Il se trouvait dans cette armée un jeune homme nommé Hamza, fils du même Ali-Ibn-Rached qui périt de sa propre main. Comme la famille royale s'était alliée à la sienne par un mariage, Hamza, demeuré orphelin, fut élevé dans le palais avec tous les soins, toute la tendresse que l'on pouvait montrer à un parent. Sorti de l'adolescence et devenu homme, il ne voulut plus être à la charge de l'empire et rester confondu avec les autres jeunes gens de la cour. Le vizir et général en chef, Abou - Bekr - Ibn - Ghazi, auquel il alla se plaindre de sa position, le reçut très-mal et le renvoya avec beaucoup de dureté. Hamza en fut tellement offensé qu'il s'enfuit à l'ombre de la nuit et courut à la montagne des Beni-Bou-Saîd, dans le pays de Chelif. Cette tribu le prit sous sa protection, et les Maghraoua, invités à le soutenir, y répondirent avec empressement. Une armée, composée de Mérinides et de troupes de la milice, et commandée par le vizir, Omar-Ibn-Masoud - Ibn-Mendil - IbnHammama, chef des Tîrbîghîn, marcha contre lui par l'ordre du sultan Abd-el-Azîz et, pendant l'année entière qu'elle tint cette montagne bloquée, elle eut à subir autant de pertes qu'elle en fit éprouver aux insurgés. Le sultan commença enfin à soupçonner son vizir d'être d'intelligence avec eux, et, sur les représentations que lui adressèrent les ennemis de cet officier, il ordonna son arrestation et le remplaça par Abou-Bekr-Ibn-Ghazi-Ibn-elKas. L'armée nombreuse que ce ministre emmena avec lui attaqua les Maghraoua dans leur montagne et profita de leur effroi pour les chasser de la forte position où ils s'étaient retranchés. Hamza prit la fuite avec un petit nombre de partisans fidèles et courut se réfugier dans le pays des Hosein, tribu qui, peu de temps auparavant, s'était mise en révolte contre les Mérinides pour soutenir le prince abd-el-ouadite Abou-Zian-IbnAbi-Saîd. Après le départ des fugitifs, les Beni-Bou-Saîd firent leur soumission d'une manière franche et sincère, ce qui ne

manqua pas de laisser une bonne impression sur l'esprit du sultan; et, plus tard, quand Hamza accourut chez eux avec une petite troupe d'amis, ils le repoussèrent en déclarant qu'ils tenaient au gouvernement mérinide par les liens de l'obéissance. Frustré dans son espoir, Hamza redescendit dans la plaine avec l'intention de surprendre Tîmzought, mais la garnison de cette ville sortit à sa rencontre, le força à tourner le dos et le poursuivit si vigoureusement qu'elle le fit prisonnier. Le vizir IbnGhazi, auquel on conduisit Hamza et ses camarades, reçut du sultan, quelque temps après, l'ordre de les décapiter tous. Leurs têtes furent envoyées à la cour, et leurs cadavres furent empalés sous les murs de Miliana.

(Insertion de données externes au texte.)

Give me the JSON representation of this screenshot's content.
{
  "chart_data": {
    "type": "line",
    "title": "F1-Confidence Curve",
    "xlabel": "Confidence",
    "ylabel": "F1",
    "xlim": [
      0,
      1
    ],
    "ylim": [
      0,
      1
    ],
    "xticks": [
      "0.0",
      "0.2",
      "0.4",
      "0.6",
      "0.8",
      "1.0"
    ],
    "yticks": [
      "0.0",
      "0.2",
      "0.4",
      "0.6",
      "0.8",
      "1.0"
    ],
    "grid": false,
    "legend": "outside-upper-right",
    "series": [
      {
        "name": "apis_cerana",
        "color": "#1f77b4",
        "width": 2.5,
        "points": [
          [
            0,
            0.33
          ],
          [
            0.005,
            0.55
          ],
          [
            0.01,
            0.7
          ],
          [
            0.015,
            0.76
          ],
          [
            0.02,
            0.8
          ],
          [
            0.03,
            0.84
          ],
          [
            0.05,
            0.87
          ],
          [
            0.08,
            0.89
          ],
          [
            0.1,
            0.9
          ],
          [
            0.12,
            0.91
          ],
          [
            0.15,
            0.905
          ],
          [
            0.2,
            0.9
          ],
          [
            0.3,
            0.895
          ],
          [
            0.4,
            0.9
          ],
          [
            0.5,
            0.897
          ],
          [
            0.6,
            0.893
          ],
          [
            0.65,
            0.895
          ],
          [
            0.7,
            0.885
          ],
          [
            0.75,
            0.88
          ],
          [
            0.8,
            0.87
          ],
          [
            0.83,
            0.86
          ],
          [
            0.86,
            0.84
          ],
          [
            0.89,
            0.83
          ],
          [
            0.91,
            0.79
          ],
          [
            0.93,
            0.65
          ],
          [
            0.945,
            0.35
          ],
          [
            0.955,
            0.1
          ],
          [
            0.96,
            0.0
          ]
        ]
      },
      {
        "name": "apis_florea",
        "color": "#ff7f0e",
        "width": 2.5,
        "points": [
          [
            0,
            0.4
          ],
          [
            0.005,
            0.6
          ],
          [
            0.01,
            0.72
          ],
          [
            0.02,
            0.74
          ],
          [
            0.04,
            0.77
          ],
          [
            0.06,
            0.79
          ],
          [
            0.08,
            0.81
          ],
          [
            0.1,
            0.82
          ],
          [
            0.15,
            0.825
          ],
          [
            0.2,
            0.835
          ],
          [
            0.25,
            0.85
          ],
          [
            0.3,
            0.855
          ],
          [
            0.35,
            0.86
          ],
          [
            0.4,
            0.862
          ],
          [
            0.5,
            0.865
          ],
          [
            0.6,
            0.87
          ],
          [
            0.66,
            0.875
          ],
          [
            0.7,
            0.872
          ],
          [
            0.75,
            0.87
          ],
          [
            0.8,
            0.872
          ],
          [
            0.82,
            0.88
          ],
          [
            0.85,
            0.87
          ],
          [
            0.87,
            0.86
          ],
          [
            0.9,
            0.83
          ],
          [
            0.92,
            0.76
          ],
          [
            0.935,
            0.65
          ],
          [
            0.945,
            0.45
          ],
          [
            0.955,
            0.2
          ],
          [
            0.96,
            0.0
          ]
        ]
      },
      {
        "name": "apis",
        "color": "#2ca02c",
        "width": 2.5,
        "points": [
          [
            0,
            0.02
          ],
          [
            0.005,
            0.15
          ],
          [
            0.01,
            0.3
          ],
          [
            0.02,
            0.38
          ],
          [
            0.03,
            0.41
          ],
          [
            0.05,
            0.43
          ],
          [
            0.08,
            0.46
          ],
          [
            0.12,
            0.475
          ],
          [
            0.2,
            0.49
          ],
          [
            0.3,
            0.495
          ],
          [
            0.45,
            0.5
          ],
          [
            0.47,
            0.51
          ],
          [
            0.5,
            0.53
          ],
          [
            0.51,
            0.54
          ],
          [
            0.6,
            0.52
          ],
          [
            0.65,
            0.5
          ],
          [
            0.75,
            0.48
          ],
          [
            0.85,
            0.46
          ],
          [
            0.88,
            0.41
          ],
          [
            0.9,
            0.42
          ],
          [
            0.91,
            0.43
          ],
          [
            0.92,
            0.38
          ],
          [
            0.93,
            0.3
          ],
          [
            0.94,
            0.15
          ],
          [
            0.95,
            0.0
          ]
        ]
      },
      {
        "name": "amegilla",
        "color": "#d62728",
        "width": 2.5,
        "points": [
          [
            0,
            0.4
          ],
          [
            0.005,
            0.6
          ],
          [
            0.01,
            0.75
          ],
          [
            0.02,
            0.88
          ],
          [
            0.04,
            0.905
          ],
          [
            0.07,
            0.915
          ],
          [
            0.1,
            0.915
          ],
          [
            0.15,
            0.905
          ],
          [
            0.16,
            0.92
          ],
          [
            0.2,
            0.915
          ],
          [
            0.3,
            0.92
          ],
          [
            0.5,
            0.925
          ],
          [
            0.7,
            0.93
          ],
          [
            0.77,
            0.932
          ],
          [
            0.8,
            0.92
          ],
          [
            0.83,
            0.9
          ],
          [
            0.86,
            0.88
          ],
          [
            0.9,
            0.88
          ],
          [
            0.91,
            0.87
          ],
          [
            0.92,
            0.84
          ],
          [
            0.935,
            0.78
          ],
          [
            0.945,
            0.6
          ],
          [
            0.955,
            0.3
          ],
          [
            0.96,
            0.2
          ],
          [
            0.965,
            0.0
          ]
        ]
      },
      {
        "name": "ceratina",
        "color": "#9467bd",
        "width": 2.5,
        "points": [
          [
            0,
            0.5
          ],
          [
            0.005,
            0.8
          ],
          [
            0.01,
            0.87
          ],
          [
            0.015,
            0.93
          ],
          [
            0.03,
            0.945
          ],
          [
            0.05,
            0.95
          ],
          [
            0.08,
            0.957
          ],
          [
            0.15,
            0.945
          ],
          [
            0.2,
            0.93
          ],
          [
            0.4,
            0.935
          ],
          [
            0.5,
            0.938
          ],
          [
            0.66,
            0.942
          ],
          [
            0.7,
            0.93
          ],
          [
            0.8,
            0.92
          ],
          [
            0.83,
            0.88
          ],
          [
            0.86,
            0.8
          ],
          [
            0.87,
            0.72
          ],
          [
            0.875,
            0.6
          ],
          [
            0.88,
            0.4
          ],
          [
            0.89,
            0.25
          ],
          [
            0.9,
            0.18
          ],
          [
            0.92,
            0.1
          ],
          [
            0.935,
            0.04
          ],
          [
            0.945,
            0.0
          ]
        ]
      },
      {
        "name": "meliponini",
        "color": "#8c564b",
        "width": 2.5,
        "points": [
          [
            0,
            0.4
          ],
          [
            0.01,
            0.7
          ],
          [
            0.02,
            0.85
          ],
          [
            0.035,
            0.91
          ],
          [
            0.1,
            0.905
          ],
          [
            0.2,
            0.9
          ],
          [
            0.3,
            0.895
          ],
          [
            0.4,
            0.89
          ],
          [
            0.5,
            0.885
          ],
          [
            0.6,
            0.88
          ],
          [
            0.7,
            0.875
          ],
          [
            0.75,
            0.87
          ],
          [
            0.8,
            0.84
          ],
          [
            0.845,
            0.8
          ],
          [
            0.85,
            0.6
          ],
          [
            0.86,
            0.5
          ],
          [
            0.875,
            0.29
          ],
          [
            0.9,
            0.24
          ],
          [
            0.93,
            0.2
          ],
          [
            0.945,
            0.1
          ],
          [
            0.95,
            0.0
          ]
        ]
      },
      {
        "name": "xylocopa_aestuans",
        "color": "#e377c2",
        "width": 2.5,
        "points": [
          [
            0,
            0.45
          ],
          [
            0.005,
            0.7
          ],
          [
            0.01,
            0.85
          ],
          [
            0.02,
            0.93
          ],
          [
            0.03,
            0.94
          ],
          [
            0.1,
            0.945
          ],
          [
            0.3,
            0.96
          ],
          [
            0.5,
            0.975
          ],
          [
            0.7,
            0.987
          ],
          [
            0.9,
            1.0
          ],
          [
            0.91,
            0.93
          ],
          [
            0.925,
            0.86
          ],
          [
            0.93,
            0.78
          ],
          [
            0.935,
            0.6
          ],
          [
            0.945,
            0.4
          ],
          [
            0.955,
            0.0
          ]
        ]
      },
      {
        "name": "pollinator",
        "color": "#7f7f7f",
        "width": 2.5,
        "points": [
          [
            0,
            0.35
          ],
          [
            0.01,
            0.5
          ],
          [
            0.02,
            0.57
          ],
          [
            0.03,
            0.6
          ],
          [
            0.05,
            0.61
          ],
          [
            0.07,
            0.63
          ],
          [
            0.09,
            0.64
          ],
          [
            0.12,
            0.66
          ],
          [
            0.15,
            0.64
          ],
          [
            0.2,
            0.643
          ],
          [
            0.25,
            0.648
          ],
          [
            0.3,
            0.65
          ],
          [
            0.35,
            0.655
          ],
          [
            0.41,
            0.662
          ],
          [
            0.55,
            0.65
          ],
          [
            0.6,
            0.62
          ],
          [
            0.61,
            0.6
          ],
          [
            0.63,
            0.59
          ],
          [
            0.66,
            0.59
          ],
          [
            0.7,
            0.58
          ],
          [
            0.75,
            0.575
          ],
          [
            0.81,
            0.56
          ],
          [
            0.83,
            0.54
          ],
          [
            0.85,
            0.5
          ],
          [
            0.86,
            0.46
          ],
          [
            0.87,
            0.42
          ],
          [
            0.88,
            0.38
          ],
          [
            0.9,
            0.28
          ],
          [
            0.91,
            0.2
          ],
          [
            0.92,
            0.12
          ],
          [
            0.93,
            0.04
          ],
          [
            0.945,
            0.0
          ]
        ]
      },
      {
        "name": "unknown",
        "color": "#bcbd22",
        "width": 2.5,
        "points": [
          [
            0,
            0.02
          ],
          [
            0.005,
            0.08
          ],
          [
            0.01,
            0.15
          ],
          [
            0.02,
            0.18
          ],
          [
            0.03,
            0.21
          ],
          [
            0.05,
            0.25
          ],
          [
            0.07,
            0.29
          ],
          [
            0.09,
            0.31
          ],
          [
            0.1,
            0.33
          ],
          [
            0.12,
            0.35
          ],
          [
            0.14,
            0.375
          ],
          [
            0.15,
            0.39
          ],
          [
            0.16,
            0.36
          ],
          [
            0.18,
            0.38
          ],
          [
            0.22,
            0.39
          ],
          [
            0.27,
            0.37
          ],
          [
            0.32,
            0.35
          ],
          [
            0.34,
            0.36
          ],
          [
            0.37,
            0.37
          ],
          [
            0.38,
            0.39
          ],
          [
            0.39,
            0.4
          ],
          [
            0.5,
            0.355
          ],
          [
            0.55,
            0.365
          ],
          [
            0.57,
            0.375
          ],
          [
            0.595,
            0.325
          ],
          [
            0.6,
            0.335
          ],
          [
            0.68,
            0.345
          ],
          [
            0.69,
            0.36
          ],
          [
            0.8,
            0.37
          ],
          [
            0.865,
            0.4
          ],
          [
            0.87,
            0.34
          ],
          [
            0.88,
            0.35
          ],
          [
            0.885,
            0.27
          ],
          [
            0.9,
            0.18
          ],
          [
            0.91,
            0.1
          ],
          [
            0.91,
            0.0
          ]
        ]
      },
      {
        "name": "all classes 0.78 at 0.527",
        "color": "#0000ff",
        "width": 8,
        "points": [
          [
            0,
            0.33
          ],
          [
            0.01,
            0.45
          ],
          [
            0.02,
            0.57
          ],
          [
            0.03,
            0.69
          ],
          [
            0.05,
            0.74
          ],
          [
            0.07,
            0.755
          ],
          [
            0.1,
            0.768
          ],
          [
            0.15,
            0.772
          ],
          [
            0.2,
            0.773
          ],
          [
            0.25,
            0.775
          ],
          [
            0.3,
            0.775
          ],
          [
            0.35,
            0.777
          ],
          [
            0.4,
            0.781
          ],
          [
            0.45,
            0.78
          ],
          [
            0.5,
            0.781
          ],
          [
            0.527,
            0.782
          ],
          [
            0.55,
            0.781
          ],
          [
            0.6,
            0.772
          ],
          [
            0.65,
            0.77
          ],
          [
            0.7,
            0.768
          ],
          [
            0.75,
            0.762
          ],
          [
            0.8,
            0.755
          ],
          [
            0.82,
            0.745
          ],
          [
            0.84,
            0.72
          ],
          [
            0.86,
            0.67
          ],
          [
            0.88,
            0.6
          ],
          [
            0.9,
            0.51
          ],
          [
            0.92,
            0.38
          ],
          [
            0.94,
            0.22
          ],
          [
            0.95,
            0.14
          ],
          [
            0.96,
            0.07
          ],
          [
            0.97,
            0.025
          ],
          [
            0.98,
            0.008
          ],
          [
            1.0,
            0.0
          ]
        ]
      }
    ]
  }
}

Avec Hamza, les Maghraoua perdirent toute leur puissance et, se voyant réduits à subir, en esclaves, la domination d'émirs étrangers, ils partirent, les uns pour servir dans les armées des états voisins, et les autres pour vivre dispersés dans des régions éloignées; ainsi que cela leur était déjà arrivé avant qu'ils eussent fondé leur dernier empire, celui dont nous venons de retracer l'histoire.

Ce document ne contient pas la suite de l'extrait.